経路情報の視覚化による広域ネットワーク監視・管理手法

高村 真俊(9651067)


広域ネットワークの経路制御は、 隣接する別の自律システムと経路交換を行っている。 経路交換によって受け取る経路情報の不具合がある場合、 権限の及ぶ範囲のネットワーク機器が正しく設定され、 正常に動作していたとしても、経路に障害が発生することがある。 よって広域ネットワークを安定運用していく上で、 広域ネットワーク間で交換される経路情報を監視することは極めて重要な意味を持つ。
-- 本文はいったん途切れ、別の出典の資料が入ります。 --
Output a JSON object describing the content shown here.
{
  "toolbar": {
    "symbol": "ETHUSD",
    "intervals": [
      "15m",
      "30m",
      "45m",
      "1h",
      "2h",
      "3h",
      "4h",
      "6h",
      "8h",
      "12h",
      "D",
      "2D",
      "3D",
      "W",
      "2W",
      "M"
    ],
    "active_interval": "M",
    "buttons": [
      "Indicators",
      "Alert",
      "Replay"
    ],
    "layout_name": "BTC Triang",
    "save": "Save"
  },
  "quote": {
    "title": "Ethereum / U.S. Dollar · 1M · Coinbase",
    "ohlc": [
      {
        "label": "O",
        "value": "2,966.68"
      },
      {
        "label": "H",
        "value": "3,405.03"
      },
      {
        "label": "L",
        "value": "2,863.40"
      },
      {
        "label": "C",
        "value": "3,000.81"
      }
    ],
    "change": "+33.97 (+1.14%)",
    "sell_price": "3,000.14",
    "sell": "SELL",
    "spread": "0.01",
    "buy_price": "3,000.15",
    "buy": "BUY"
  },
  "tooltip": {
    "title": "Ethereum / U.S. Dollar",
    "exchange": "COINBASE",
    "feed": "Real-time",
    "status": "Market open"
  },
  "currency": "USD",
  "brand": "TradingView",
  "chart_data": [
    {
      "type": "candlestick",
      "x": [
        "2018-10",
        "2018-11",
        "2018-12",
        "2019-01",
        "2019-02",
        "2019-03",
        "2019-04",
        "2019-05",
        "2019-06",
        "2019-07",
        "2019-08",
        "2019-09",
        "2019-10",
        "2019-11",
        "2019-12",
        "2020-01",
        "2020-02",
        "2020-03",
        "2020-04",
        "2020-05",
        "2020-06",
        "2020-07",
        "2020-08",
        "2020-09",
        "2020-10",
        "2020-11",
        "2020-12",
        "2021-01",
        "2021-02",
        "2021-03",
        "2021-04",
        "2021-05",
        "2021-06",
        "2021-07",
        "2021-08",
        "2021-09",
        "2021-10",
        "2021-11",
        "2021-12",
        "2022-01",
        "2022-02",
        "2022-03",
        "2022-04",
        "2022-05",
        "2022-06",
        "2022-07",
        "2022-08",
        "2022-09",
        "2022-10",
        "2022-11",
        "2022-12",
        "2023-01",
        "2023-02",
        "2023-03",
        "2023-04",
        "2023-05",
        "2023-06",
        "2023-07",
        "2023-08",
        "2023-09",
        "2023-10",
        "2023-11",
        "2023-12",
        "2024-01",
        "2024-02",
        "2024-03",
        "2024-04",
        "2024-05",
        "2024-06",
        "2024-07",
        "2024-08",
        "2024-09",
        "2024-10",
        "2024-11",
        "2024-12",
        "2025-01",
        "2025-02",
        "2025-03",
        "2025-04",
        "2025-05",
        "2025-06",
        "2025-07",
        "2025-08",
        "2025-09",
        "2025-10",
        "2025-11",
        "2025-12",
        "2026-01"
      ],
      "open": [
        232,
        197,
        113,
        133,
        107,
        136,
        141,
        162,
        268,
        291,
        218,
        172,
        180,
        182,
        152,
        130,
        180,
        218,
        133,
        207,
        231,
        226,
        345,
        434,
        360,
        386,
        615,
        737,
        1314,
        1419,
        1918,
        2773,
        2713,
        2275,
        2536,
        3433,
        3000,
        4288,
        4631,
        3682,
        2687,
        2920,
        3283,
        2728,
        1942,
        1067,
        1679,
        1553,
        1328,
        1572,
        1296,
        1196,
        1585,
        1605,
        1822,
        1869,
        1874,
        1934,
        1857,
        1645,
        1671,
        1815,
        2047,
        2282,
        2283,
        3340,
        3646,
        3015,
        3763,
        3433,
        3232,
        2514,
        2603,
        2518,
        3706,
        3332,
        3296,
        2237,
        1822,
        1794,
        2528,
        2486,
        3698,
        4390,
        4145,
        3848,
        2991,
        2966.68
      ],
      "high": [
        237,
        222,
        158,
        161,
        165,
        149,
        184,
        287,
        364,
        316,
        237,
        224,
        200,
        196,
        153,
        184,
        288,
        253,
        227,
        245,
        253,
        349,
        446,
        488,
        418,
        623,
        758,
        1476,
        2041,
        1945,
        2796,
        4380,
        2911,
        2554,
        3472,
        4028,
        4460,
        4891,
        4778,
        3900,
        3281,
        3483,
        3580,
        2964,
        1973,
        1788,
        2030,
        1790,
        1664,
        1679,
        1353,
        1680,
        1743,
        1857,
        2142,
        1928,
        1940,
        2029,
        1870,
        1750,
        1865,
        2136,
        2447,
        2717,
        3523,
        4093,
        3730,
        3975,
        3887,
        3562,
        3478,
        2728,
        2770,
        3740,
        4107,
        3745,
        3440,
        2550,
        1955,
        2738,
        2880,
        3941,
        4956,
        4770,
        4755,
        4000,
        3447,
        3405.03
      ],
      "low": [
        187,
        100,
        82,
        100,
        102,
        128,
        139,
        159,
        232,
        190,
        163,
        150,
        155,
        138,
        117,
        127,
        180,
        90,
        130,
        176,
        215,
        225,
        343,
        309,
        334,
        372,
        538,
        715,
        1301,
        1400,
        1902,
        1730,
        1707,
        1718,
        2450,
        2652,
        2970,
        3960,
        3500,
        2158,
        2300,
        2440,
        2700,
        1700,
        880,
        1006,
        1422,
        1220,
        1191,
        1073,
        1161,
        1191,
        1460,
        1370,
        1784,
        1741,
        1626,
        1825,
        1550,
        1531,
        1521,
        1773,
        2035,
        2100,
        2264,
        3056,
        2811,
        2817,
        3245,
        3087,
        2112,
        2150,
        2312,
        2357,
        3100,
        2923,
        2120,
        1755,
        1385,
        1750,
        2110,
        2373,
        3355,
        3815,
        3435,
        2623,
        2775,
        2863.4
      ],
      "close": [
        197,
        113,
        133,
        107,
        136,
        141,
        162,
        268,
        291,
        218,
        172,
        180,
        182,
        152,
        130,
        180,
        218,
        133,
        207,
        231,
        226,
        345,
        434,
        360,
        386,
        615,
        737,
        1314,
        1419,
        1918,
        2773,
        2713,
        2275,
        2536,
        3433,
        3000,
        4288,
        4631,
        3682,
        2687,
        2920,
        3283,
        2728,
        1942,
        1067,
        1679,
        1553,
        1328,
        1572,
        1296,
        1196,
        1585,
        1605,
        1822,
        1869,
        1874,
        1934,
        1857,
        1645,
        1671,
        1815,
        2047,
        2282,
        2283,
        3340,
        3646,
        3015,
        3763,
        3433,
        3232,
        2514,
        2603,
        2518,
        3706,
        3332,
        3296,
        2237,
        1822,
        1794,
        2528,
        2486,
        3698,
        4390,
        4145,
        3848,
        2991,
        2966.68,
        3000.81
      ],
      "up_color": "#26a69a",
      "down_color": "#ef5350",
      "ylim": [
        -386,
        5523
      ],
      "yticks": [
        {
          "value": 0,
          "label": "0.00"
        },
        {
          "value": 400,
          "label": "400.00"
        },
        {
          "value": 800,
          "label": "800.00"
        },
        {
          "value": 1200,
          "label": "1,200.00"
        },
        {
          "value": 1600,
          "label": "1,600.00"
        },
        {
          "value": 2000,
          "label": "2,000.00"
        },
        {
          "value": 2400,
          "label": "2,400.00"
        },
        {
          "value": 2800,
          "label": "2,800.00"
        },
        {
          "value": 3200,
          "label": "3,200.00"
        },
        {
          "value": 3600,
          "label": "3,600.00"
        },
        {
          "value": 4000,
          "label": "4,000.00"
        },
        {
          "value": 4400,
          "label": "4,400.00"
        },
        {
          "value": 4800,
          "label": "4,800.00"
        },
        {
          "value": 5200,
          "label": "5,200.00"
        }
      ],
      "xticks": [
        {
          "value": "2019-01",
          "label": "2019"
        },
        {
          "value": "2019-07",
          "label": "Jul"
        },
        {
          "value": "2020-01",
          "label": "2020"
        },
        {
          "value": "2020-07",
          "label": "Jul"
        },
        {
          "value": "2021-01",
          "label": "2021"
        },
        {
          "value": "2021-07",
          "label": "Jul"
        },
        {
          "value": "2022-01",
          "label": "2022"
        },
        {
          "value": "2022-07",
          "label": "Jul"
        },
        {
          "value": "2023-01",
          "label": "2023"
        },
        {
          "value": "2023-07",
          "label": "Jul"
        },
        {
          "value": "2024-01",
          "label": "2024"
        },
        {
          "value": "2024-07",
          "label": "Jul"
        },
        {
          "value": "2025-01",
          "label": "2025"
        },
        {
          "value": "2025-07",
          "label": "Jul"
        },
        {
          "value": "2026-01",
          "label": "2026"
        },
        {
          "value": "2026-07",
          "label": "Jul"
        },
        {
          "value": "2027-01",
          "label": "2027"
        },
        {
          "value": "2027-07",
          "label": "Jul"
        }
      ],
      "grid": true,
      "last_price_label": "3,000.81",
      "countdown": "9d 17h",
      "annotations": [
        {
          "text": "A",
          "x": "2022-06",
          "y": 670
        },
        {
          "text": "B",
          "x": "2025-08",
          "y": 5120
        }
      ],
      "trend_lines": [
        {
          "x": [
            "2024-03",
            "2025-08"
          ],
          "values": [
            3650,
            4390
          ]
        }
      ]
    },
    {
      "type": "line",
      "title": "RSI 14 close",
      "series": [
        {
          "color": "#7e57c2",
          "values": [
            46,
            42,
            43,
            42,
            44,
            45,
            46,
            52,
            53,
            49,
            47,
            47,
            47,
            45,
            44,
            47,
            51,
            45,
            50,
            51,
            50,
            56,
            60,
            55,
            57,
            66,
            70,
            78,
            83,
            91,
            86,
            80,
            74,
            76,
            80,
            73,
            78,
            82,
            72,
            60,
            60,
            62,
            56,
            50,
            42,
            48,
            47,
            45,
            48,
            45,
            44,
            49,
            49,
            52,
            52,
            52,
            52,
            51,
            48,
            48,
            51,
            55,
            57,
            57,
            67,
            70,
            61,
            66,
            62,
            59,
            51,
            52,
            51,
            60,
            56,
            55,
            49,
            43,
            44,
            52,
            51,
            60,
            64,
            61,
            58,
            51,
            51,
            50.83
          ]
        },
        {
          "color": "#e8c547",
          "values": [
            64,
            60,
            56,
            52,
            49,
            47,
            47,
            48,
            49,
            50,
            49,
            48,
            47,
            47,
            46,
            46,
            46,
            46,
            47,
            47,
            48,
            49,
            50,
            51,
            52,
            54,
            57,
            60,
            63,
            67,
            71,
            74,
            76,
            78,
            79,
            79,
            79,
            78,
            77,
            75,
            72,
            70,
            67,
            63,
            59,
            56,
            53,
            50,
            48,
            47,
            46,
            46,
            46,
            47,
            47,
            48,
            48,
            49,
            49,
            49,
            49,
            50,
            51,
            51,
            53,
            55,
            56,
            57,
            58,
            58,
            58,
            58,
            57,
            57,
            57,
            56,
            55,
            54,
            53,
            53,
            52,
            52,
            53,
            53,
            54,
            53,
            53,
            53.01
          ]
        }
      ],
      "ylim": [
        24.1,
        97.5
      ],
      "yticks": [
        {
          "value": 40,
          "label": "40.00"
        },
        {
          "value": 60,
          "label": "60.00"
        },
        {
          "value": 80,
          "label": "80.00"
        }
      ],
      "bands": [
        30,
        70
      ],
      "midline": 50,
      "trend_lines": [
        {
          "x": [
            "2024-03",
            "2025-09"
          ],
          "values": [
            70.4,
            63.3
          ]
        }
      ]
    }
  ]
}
本発表では経路を監視する新しい経路管理手法を提案する。 この手法は、定期的に収集した経路に関する情報の時系列変化に着目し、 視覚化することで障害検出を行うものである。

本手法を提案するにあたり、 まず最初にBGP4を用いた広域ネットワークにおける経路の障害とは何かについて述べ、 障害の性質について議論する。 障害の性質から障害検出に必要な情報とは何かについて述べる。

これらをふまえ、新しい経路管理手法を提案し、 本手法を実現するためのシステムの設計と実装について述べる。

実装したシステムを用いて実際にBGPスピーカとして稼働しているルータを 監視し、収集した情報の時系列変化を視覚化し、 今まで検出するのが困難であった潜在化した障害や 慢性的な障害の検出を試みた結果を述べ、 本手法の有効性について評価を行う。